I collected Wikipedia articles for nearly 900 science fiction novels, and clustered them via the TF-IDF and k-means algorithms. The dimensions are reduced for visualization via t-SNE, the colors represent the k-means clusters, and the dot size represents the prominence of an article among the other data. Read more about the methodology at this post. All methods are the same. Just substitute “novels” for “albums” and “authors” for “musicians.”

This is an improvement on a previous post, both in the crawling code, the data processing, and the visualization. The new Dask-friendly structure of the data allowed me to reuse the same scripts and notebooks as the jazz visualization to create this post. The code is available here.

Observations

Like with the original jazz data visualizations I did, I like to look for evidence in the visualization that the algorithms or data processing methods are uncovering more than surface-level structure. It’s a good omen to see how well certain authors like Philip K. Dick or Robert A. Heinlein sort out into their own mini-clusters.

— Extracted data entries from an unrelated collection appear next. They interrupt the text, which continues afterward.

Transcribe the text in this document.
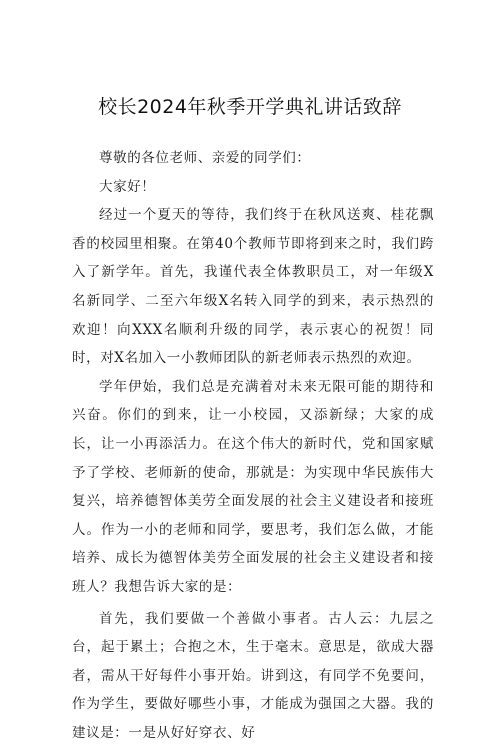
校长2024年秋季开学典礼讲话致辞

尊敬的各位老师、亲爱的同学们：

大家好！

经过一个夏天的等待，我们终于在秋风送爽、桂花飘香的校园里相聚。在第40个教师节即将到来之时，我们跨入了新学年。首先，我谨代表全体教职员工，对一年级X名新同学、二至六年级X名转入同学的到来，表示热烈的欢迎！向XXX名顺利升级的同学，表示衷心的祝贺！同时，对X名加入一小教师团队的新老师表示热烈的欢迎。

学年伊始，我们总是充满着对未来无限可能的期待和兴奋。你们的到来，让一小校园，又添新绿；大家的成长，让一小再添活力。在这个伟大的新时代，党和国家赋予了学校、老师新的使命，那就是：为实现中华民族伟大复兴，培养德智体美劳全面发展的社会主义建设者和接班人。作为一小的老师和同学，要思考，我们怎么做，才能培养、成长为德智体美劳全面发展的社会主义建设者和接班人？我想告诉大家的是：

首先，我们要做一个善做小事者。古人云：九层之台，起于累土；合抱之木，生于毫末。意思是，欲成大器者，需从干好每件小事开始。讲到这，有同学不免要问，作为学生，要做好哪些小事，才能成为强国之大器。我的建议是：一是从好好穿衣、好
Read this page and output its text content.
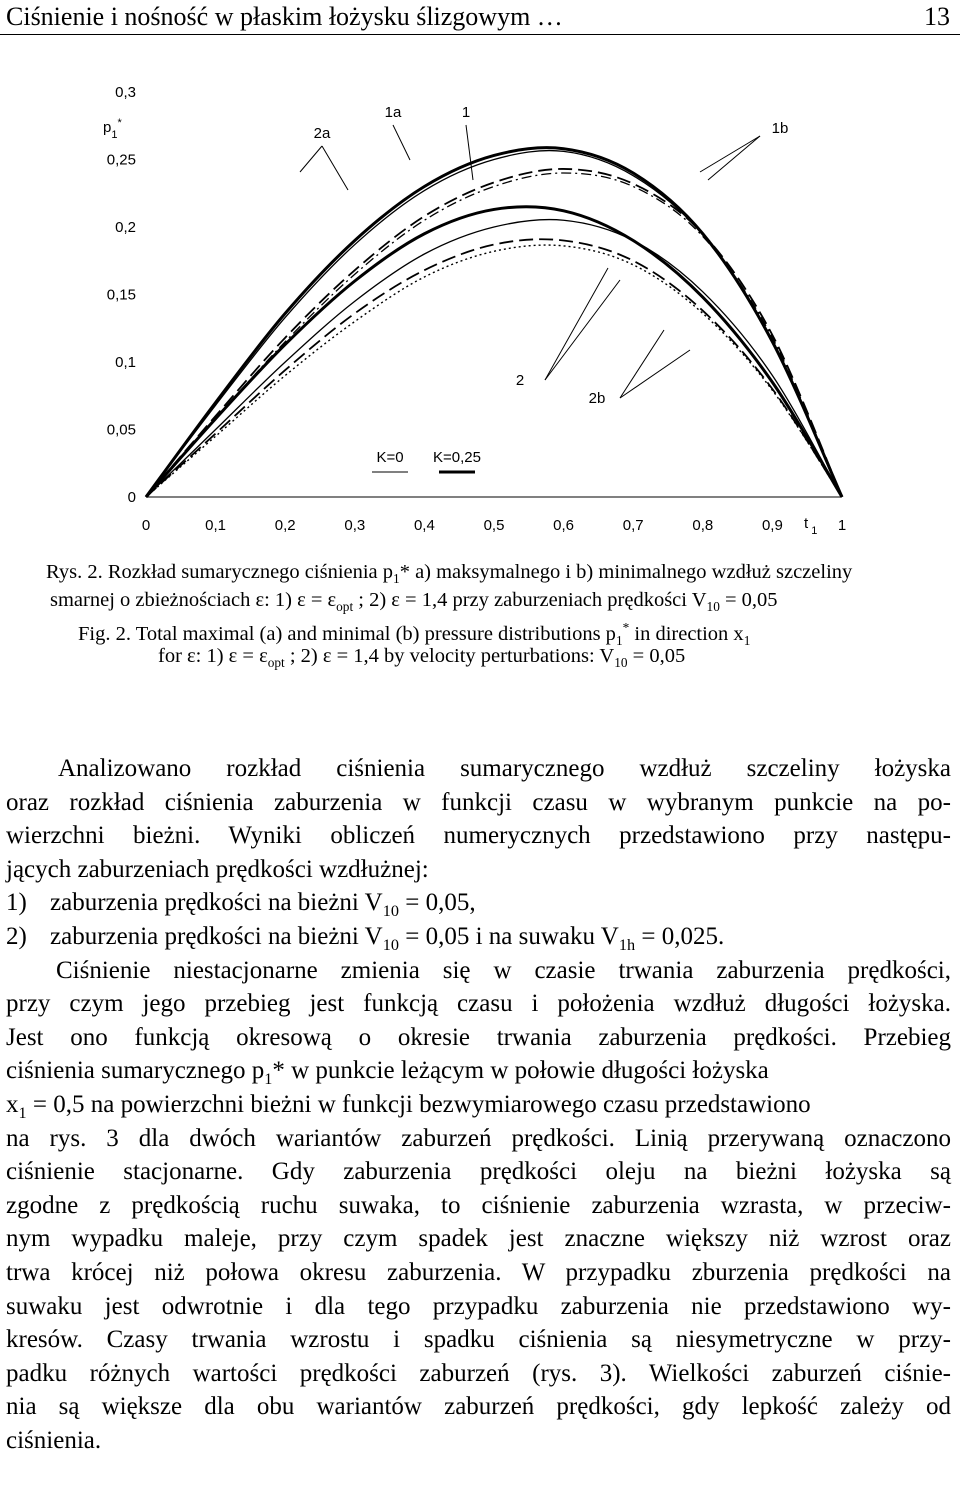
Ciśnienie i nośność w płaskim łożysku ślizgowym …	13
0
0,05
0,1
0,15
0,2
0,25
0,3
0	0,1	0,2	0,3	0,4	0,5	0,6	0,7	0,8	0,9	1
$p_1^*$
t $_1$
1
1a
1b
2
2a
2b
K=0 K=0,25
Rys. 2. Rozkład sumarycznego ciśnienia $p_1*$ a) maksymalnego i b) minimalnego wzdłuż szczeliny
smarnej o zbieżnościach ε: 1) $\varepsilon = \varepsilon_{opt}$ ; 2) ε = 1,4 przy zaburzeniach prędkości $V_{10} = 0,05$
Fig. 2. Total maximal (a) and minimal (b) pressure distributions $p_1^*$ in direction $x_1$
for ε: 1) $\varepsilon = \varepsilon_{opt}$ ; 2) ε = 1,4 by velocity perturbations: $V_{10} = 0,05$
Analizowano rozkład ciśnienia sumarycznego wzdłuż szczeliny łożyska
oraz rozkład ciśnienia zaburzenia w funkcji czasu w wybranym punkcie na po-
wierzchni bieżni. Wyniki obliczeń numerycznych przedstawiono przy następu-
jących zaburzeniach prędkości wzdłużnej:
1) zaburzenia prędkości na bieżni $V_{10} = 0,05$,
2) zaburzenia prędkości na bieżni $V_{10} = 0,05$ i na suwaku $V_{1h} = 0,025$.
Ciśnienie niestacjonarne zmienia się w czasie trwania zaburzenia prędkości,
przy czym jego przebieg jest funkcją czasu i położenia wzdłuż długości łożyska.
Jest ono funkcją okresową o okresie trwania zaburzenia prędkości. Przebieg
ciśnienia sumarycznego $p_1*$ w punkcie leżącym w połowie długości łożyska
$x_1 = 0,5$ na powierzchni bieżni w funkcji bezwymiarowego czasu przedstawiono
na rys. 3 dla dwóch wariantów zaburzeń prędkości. Linią przerywaną oznaczono
ciśnienie stacjonarne. Gdy zaburzenia prędkości oleju na bieżni łożyska są
zgodne z prędkością ruchu suwaka, to ciśnienie zaburzenia wzrasta, w przeciw-
nym wypadku maleje, przy czym spadek jest znaczne większy niż wzrost oraz
trwa krócej niż połowa okresu zaburzenia. W przypadku zburzenia prędkości na
suwaku jest odwrotnie i dla tego przypadku zaburzenia nie przedstawiono wy-
kresów. Czasy trwania wzrostu i spadku ciśnienia są niesymetryczne w przy-
padku różnych wartości prędkości zaburzeń (rys. 3). Wielkości zaburzeń ciśnie-
nia są większe dla obu wariantów zaburzeń prędkości, gdy lepkość zależy od
ciśnienia.
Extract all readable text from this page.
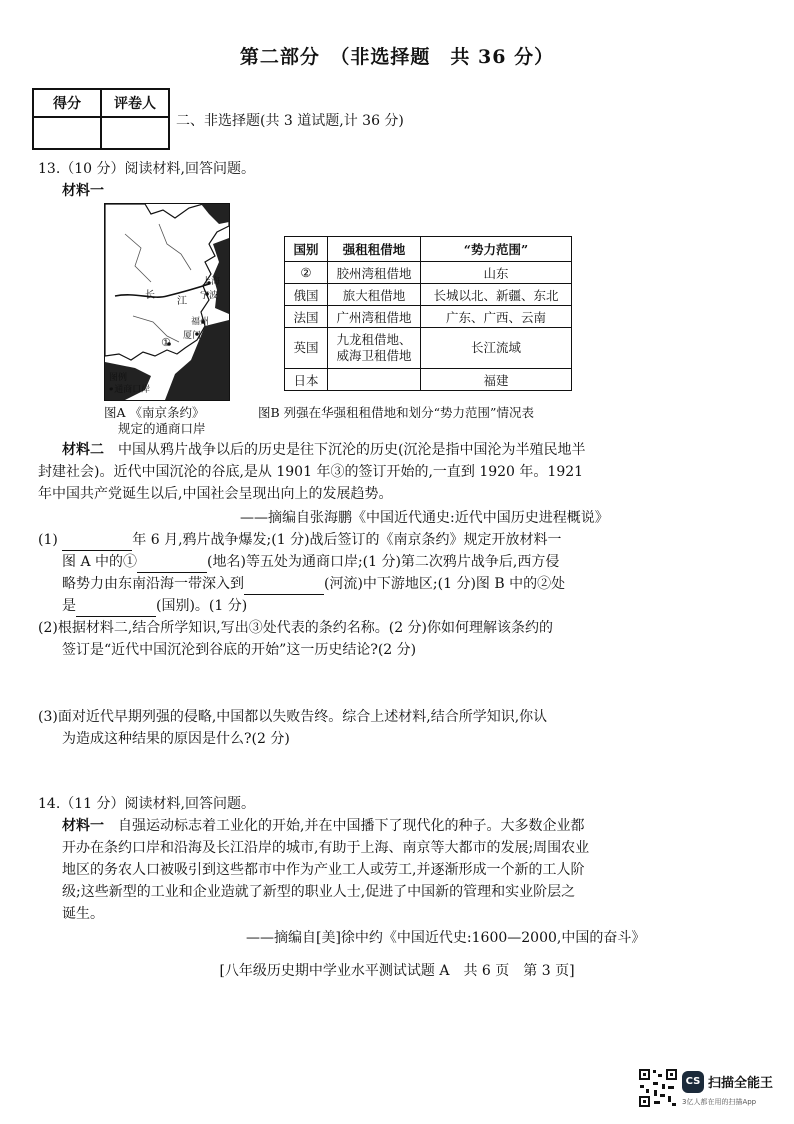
第二部分　（非选择题　共 36 分）
得分	评卷人

二、非选择题(共 3 道试题,计 36 分)
13.（10 分）阅读材料,回答问题。
材料一
上海
宁波
长
江
福州
厦门
①
图例
•通商口岸
国别	强租租借地	“势力范围”
②	胶州湾租借地	山东
俄国	旅大租借地	长城以北、新疆、东北
法国	广州湾租借地	广东、广西、云南
英国	九龙租借地、
威海卫租借地	长江流域
日本		福建
图A 《南京条约》
规定的通商口岸
图B 列强在华强租租借地和划分“势力范围”情况表
材料二　中国从鸦片战争以后的历史是往下沉沦的历史(沉沦是指中国沦为半殖民地半
封建社会)。近代中国沉沦的谷底,是从 1901 年③的签订开始的,一直到 1920 年。1921
年中国共产党诞生以后,中国社会呈现出向上的发展趋势。
——摘编自张海鹏《中国近代通史:近代中国历史进程概说》
(1)	年 6 月,鸦片战争爆发;(1 分)战后签订的《南京条约》规定开放材料一
图 A 中的①	(地名)等五处为通商口岸;(1 分)第二次鸦片战争后,西方侵
略势力由东南沿海一带深入到	(河流)中下游地区;(1 分)图 B 中的②处
是	(国别)。(1 分)
(2)根据材料二,结合所学知识,写出③处代表的条约名称。(2 分)你如何理解该条约的
签订是“近代中国沉沦到谷底的开始”这一历史结论?(2 分)
(3)面对近代早期列强的侵略,中国都以失败告终。综合上述材料,结合所学知识,你认
为造成这种结果的原因是什么?(2 分)
14.（11 分）阅读材料,回答问题。
材料一　自强运动标志着工业化的开始,并在中国播下了现代化的种子。大多数企业都
开办在条约口岸和沿海及长江沿岸的城市,有助于上海、南京等大都市的发展;周围农业
地区的务农人口被吸引到这些都市中作为产业工人或劳工,并逐渐形成一个新的工人阶
级;这些新型的工业和企业造就了新型的职业人士,促进了中国新的管理和实业阶层之
诞生。
——摘编自[美]徐中约《中国近代史:1600—2000,中国的奋斗》
[八年级历史期中学业水平测试试题 A　共 6 页　第 3 页]
CS 扫描全能王
3亿人都在用的扫描App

But I think the best evidence there is something nontrivial here is the “Frankenstein” cluster, and by that I don’t mean the cluster that has Frankenstein by Mary Shelley. I mean the cluster that has Ursula Le Guin, Octavia Butler, N.K. Jemisin, Ann Leckie, and more of the most famous sci-fi authors and novels of all time. The clustering brought together a diverse group of novels based on their special distinctions rather than just their author or genre.

In fact, when I looked at the top keywords that the k-means algorithm used to associate the clusters for the above coloring, k-means said these were the top 5 most important “words” for grouping the magenta-colored datapoints together: award, novel, best, le & guin.

So, overall, like we predicted, there is more apparent reliance than the jazz dataset on similarities in the material rather than collaboration, but there is still an overpowering emphasis on individual authors in clustering. Perhaps including more genres in the dataset, we can get a more interesting clustering of subjects.